Needless to say, the code was removed very fast. Then when it came time to beta test 1.8.0, we received two reports that a specific plugin had stopped working. One of its menus was broken. After successfully reproducing the problem, I opened the plugin’s source code and found why.

The plugin was calling menu_create on callback X. However, it never called any of the other relevant new-menu functions. Instead, it used old-menus to actually draw and display the menu. Effectively, the author had replaced register_menucmd with menu_create. He probably intended to rewrite the rest of his code as well, but forgot. After all, his functionality continued to work as normal! So when AMX Mod X 1.8.0 removed this bug, his plugin broke.

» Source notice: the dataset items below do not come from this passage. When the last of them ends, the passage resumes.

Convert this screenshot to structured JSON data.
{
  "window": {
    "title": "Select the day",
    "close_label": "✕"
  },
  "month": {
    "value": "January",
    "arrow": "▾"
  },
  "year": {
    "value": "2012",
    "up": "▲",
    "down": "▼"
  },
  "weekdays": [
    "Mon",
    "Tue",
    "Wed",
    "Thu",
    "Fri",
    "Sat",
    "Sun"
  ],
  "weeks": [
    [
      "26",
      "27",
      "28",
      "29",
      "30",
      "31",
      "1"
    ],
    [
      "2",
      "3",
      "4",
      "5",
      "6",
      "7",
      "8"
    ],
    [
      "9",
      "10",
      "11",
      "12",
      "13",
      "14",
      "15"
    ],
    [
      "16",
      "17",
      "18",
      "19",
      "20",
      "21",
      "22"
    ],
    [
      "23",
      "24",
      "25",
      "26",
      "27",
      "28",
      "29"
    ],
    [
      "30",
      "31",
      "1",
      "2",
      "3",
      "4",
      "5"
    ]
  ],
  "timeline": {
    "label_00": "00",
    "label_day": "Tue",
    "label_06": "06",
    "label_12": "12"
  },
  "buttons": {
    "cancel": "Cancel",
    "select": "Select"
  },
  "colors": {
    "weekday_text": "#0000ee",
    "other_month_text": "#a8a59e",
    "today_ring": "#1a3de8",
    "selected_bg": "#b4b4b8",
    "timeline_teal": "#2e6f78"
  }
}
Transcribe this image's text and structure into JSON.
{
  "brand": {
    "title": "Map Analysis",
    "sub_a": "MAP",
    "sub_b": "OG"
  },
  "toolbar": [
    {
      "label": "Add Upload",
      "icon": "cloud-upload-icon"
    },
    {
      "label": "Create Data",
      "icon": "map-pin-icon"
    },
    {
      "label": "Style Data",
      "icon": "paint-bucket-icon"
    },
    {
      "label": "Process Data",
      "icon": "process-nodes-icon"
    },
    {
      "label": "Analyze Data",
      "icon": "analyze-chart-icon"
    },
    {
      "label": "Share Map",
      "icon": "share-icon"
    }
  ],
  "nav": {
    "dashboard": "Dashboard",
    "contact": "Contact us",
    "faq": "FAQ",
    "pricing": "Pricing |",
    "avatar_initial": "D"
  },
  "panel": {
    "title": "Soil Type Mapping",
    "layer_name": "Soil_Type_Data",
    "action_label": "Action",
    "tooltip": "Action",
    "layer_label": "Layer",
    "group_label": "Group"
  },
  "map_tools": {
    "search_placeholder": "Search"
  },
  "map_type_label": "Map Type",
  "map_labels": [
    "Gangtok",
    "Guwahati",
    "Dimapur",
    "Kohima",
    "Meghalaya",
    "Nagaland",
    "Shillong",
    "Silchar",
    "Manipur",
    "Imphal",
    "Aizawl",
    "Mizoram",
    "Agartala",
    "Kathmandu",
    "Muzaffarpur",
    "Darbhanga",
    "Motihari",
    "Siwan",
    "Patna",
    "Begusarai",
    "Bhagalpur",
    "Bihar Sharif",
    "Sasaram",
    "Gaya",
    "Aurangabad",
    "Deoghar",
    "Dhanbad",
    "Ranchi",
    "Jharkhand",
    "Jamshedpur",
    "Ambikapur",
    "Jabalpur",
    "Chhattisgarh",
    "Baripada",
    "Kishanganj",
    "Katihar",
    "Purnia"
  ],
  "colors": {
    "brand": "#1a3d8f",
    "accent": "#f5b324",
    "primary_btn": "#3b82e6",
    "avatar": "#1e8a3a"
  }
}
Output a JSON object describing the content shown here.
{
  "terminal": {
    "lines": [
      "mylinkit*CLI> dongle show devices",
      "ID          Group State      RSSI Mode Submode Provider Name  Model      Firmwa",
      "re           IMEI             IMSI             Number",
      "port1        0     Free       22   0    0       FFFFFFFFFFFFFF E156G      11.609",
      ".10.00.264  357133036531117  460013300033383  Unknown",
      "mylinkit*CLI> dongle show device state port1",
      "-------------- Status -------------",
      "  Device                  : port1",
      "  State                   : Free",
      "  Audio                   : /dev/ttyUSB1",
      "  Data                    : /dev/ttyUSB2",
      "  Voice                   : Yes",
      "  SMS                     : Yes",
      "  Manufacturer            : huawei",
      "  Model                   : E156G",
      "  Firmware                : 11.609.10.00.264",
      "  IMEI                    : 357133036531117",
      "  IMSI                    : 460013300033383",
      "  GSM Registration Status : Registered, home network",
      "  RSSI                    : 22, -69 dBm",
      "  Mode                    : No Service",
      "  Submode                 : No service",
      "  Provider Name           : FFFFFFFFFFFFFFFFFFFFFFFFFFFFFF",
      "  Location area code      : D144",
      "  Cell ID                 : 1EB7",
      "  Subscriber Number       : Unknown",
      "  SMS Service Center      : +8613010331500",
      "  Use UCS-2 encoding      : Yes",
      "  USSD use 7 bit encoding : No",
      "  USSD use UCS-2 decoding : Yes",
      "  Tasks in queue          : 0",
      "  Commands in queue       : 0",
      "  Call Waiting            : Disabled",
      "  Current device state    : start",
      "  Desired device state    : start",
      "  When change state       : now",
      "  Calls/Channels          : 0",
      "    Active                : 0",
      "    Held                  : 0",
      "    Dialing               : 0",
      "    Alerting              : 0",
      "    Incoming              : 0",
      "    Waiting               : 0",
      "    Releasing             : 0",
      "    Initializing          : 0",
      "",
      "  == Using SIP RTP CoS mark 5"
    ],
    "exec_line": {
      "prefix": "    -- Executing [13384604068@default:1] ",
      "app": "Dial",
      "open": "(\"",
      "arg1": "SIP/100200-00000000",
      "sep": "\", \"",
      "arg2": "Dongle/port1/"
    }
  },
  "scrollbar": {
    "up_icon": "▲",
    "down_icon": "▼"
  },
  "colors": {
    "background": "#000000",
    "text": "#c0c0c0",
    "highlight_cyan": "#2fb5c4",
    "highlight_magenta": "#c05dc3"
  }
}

Deciding whether to insert backward compatibility shims is always tough. Generally, we always want plugins to work on future versions, no matter what. There is a rough checklist I went through.

  • How many plugins are affected by the change? One.
  • How many people are affected by the change? 100-200. Punishing one author punishes all of these users.
  • How much code exists that is affected by the change? Unknown, assumed minimal.
  • Is the compatibility change a design decision, or a bug fix? How severe? Severe bug fix.
  • Is the break occurring from valid API usage or invalid API usage? If invalid, is it a mistake that is pervasive? Invalid usage localized to one line in one plugin.
  • Is backwards compatibility possible? No, the flaw is too severe to revert in any form.
  • Are any of the affected plugins no longer being maintained? No.

Given the above checklist, we decided to allow for this one plugin to receive reverted functionality. menu_create will call register_menucmd if and only if the plugin matches X and the plugin’s version matches Y. We notified the author saying, “if you release version Y+1, it will break on future AMX Mod X versions, so you will want to fix it.”

The conclusion: backwards compatibility sometimes means preserving bugs. Unfortunately, this gives new meaning to bugs being “undocumented features.” In the end, choosing whether to preserve bugs (or indeed any compatibility) depends on how many users you want to affect and how badly you want to affect them.